Other important patterns:

  • Always use latest progress record per (user_bid, outline_item_bid):
    • Build a max(id) subquery grouped by (user_bid, outline_item_bid) with status != LEARN_STATUS_RESET and deleted == 0, then load full rows via LearnProgressRecord.id.in_(subquery).
  • Avoid N+1 by batching with IN (...) queries:
    • Batch-load users/credentials for learner lists.
    • Batch-load ask counts via grouped queries on learn_generated_blocks (no joins).
  • Time range for trends:
    • DATE(created_at) group-by for follow-up trend.

Swagger schemas

Follow existing convention:

  • @register_schema_to_swagger
  • DTOs are pydantic.BaseModel with explicit __json__.
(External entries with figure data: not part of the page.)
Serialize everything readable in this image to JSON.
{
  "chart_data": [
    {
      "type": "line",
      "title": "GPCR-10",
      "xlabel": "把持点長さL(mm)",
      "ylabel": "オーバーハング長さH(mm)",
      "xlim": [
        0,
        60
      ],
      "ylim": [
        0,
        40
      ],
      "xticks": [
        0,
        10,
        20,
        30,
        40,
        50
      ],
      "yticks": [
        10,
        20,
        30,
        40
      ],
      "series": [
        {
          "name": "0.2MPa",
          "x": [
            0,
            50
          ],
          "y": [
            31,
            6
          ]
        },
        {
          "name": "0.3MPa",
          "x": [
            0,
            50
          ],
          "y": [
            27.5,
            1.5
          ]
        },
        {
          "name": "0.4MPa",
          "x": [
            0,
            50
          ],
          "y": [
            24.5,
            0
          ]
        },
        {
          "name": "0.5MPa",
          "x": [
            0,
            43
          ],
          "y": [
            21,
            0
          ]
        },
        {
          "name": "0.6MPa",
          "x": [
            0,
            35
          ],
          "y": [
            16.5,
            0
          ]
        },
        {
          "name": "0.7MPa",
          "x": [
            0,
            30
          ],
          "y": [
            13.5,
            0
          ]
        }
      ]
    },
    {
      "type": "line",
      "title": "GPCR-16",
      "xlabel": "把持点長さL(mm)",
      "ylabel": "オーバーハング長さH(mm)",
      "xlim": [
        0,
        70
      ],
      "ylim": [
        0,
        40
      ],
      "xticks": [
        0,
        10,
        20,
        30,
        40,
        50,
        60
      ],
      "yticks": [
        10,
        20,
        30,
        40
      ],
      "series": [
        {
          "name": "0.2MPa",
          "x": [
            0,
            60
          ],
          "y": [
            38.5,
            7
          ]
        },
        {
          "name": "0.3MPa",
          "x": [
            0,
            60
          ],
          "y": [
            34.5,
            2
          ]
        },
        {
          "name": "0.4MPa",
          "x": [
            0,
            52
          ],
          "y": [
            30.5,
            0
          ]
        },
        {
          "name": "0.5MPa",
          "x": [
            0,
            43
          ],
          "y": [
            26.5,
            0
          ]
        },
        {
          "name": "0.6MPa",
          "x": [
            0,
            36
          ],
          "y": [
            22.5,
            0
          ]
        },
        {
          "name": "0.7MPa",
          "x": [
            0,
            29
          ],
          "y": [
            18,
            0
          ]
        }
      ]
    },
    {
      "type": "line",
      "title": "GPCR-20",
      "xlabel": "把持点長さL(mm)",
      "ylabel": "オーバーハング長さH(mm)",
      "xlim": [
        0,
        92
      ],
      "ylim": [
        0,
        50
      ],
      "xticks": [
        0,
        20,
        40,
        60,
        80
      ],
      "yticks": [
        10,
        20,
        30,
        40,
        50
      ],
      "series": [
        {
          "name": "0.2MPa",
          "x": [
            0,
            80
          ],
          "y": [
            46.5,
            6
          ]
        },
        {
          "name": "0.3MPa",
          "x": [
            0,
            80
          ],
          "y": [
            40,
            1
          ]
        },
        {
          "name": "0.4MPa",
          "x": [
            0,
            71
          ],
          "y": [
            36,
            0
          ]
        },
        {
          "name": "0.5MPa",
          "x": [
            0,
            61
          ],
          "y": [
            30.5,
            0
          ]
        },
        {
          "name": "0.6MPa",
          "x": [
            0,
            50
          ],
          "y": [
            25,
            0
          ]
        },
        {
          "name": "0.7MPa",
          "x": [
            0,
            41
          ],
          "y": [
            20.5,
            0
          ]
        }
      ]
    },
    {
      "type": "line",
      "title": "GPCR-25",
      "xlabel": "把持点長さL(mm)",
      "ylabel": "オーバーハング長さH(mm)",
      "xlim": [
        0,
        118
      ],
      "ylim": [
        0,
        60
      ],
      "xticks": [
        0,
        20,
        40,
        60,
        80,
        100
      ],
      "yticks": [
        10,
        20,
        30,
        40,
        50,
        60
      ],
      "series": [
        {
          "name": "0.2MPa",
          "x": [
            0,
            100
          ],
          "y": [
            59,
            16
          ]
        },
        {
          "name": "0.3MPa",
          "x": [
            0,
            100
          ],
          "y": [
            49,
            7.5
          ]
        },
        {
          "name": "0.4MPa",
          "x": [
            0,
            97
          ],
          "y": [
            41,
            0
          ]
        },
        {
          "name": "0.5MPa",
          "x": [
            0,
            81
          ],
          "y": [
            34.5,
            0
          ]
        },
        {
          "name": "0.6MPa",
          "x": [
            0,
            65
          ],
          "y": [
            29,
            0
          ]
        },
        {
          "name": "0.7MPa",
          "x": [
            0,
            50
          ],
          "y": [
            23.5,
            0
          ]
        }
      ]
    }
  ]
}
Frontend Design (Cook Web)

Route

Add a new admin page:

  • src/cook-web/src/app/admin/dashboard/page.tsx

Minimal existing changes:

  • Add a new menu item in src/cook-web/src/app/admin/layout.tsx pointing to /admin/dashboard.

API client integration

Add new endpoints to:

  • src/cook-web/src/api/api.ts

Then use the generated functions via import api from '@/api'.
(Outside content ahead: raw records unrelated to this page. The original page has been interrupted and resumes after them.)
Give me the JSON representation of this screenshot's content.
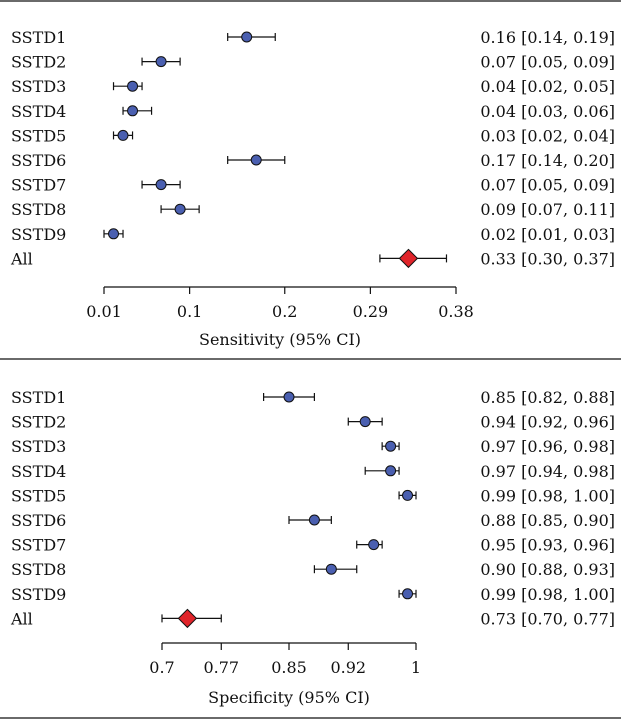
{
  "chart_data": [
    {
      "type": "forest",
      "xlabel": "Sensitivity (95% CI)",
      "xlim": [
        0.01,
        0.38
      ],
      "xticks": [
        0.01,
        0.1,
        0.2,
        0.29,
        0.38
      ],
      "xtick_labels": [
        "0.01",
        "0.1",
        "0.2",
        "0.29",
        "0.38"
      ],
      "studies": [
        {
          "name": "SSTD1",
          "est": 0.16,
          "lo": 0.14,
          "hi": 0.19,
          "ci_text": "0.16 [0.14, 0.19]"
        },
        {
          "name": "SSTD2",
          "est": 0.07,
          "lo": 0.05,
          "hi": 0.09,
          "ci_text": "0.07 [0.05, 0.09]"
        },
        {
          "name": "SSTD3",
          "est": 0.04,
          "lo": 0.02,
          "hi": 0.05,
          "ci_text": "0.04 [0.02, 0.05]"
        },
        {
          "name": "SSTD4",
          "est": 0.04,
          "lo": 0.03,
          "hi": 0.06,
          "ci_text": "0.04 [0.03, 0.06]"
        },
        {
          "name": "SSTD5",
          "est": 0.03,
          "lo": 0.02,
          "hi": 0.04,
          "ci_text": "0.03 [0.02, 0.04]"
        },
        {
          "name": "SSTD6",
          "est": 0.17,
          "lo": 0.14,
          "hi": 0.2,
          "ci_text": "0.17 [0.14, 0.20]"
        },
        {
          "name": "SSTD7",
          "est": 0.07,
          "lo": 0.05,
          "hi": 0.09,
          "ci_text": "0.07 [0.05, 0.09]"
        },
        {
          "name": "SSTD8",
          "est": 0.09,
          "lo": 0.07,
          "hi": 0.11,
          "ci_text": "0.09 [0.07, 0.11]"
        },
        {
          "name": "SSTD9",
          "est": 0.02,
          "lo": 0.01,
          "hi": 0.03,
          "ci_text": "0.02 [0.01, 0.03]"
        }
      ],
      "pooled": {
        "name": "All",
        "est": 0.33,
        "lo": 0.3,
        "hi": 0.37,
        "ci_text": "0.33 [0.30, 0.37]"
      }
    },
    {
      "type": "forest",
      "xlabel": "Specificity (95% CI)",
      "xlim": [
        0.7,
        1.0
      ],
      "xticks": [
        0.7,
        0.77,
        0.85,
        0.92,
        1.0
      ],
      "xtick_labels": [
        "0.7",
        "0.77",
        "0.85",
        "0.92",
        "1"
      ],
      "studies": [
        {
          "name": "SSTD1",
          "est": 0.85,
          "lo": 0.82,
          "hi": 0.88,
          "ci_text": "0.85 [0.82, 0.88]"
        },
        {
          "name": "SSTD2",
          "est": 0.94,
          "lo": 0.92,
          "hi": 0.96,
          "ci_text": "0.94 [0.92, 0.96]"
        },
        {
          "name": "SSTD3",
          "est": 0.97,
          "lo": 0.96,
          "hi": 0.98,
          "ci_text": "0.97 [0.96, 0.98]"
        },
        {
          "name": "SSTD4",
          "est": 0.97,
          "lo": 0.94,
          "hi": 0.98,
          "ci_text": "0.97 [0.94, 0.98]"
        },
        {
          "name": "SSTD5",
          "est": 0.99,
          "lo": 0.98,
          "hi": 1.0,
          "ci_text": "0.99 [0.98, 1.00]"
        },
        {
          "name": "SSTD6",
          "est": 0.88,
          "lo": 0.85,
          "hi": 0.9,
          "ci_text": "0.88 [0.85, 0.90]"
        },
        {
          "name": "SSTD7",
          "est": 0.95,
          "lo": 0.93,
          "hi": 0.96,
          "ci_text": "0.95 [0.93, 0.96]"
        },
        {
          "name": "SSTD8",
          "est": 0.9,
          "lo": 0.88,
          "hi": 0.93,
          "ci_text": "0.90 [0.88, 0.93]"
        },
        {
          "name": "SSTD9",
          "est": 0.99,
          "lo": 0.98,
          "hi": 1.0,
          "ci_text": "0.99 [0.98, 1.00]"
        }
      ],
      "pooled": {
        "name": "All",
        "est": 0.73,
        "lo": 0.7,
        "hi": 0.77,
        "ci_text": "0.73 [0.70, 0.77]"
      }
    }
  ],
  "colors": {
    "study_marker": "#4a5fb0",
    "pooled_marker": "#e0242a",
    "ink": "#111111"
  }
}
Chart component architecture (ECharts)

Add reusable primitives:

  • src/cook-web/src/components/charts/EChart.tsx
    • Client-only wrapper around echarts-for-react via next/dynamic
    • Props: option, style, loading, onEvents, opts, notMerge, lazyUpdate
  • src/cook-web/src/components/charts/ChartCard.tsx
    • Standardized card chrome: title, subtitle, actions slot, chart area

Option builders (future-friendly):

  • src/cook-web/src/lib/charts/options.ts
    • buildLineOption(...)
    • buildBarOption(...)
    • Common theme tokens aligned with Tailwind variables

UI layout (V1)

Dashboard page sections:

  1. Header controls
    • Course selector (reuses existing shifu list API)
    • Date range selector (reuse Calendar / Popover patterns from admin orders)
  2. KPI cards
    • Learners, completion rate, follow-up totals, active learners (optional)
  3. Charts grid
    • Progress distribution (bar)
    • Follow-up trend (line)
    • Top outlines by follow-ups (bar)
  4. Learner table + drill-down
    • Table: learner info + progress + follow-ups + last active
    • Row click opens a Sheet with tabs:
      • Progress (outline list statuses)
      • Follow-ups (Q/A list with filters)
      • Personalization (variables table)

i18n

Add a new namespace file:

  • src/i18n/en-US/modules/dashboard.json
  • src/i18n/zh-CN/modules/dashboard.json

Keys example:

  • module.dashboard.title
  • module.dashboard.kpi.learners
  • module.dashboard.chart.followUpsTrend
  • module.dashboard.table.progress

Testing & Validation

Backend:

  • Add API tests under src/api/tests/service/dashboard/
  • Focus on:
    • permission enforcement
    • outline set correctness (hidden excluded)
    • “latest record” selection correctness
    • pagination stability

Frontend:

  • Basic render tests for chart wrappers (Jest)
  • Manual QA checklist:
    • load dashboard
    • switch course
    • switch date range
    • open learner detail and paginate follow-ups

Risks / Open Questions

  1. Learner set definition: should it include “purchased but not started” by default?
  2. Progress precision: block_position enables intra-outline progress, but total blocks length requires parsing MarkdownFlow; V1 uses outline-level completion.
  3. PII exposure: showing mobile/email in teacher dashboard might require masking or role-based gating.
  4. Performance: large courses may need caching/materialized aggregates and better DB indexes (post-V1).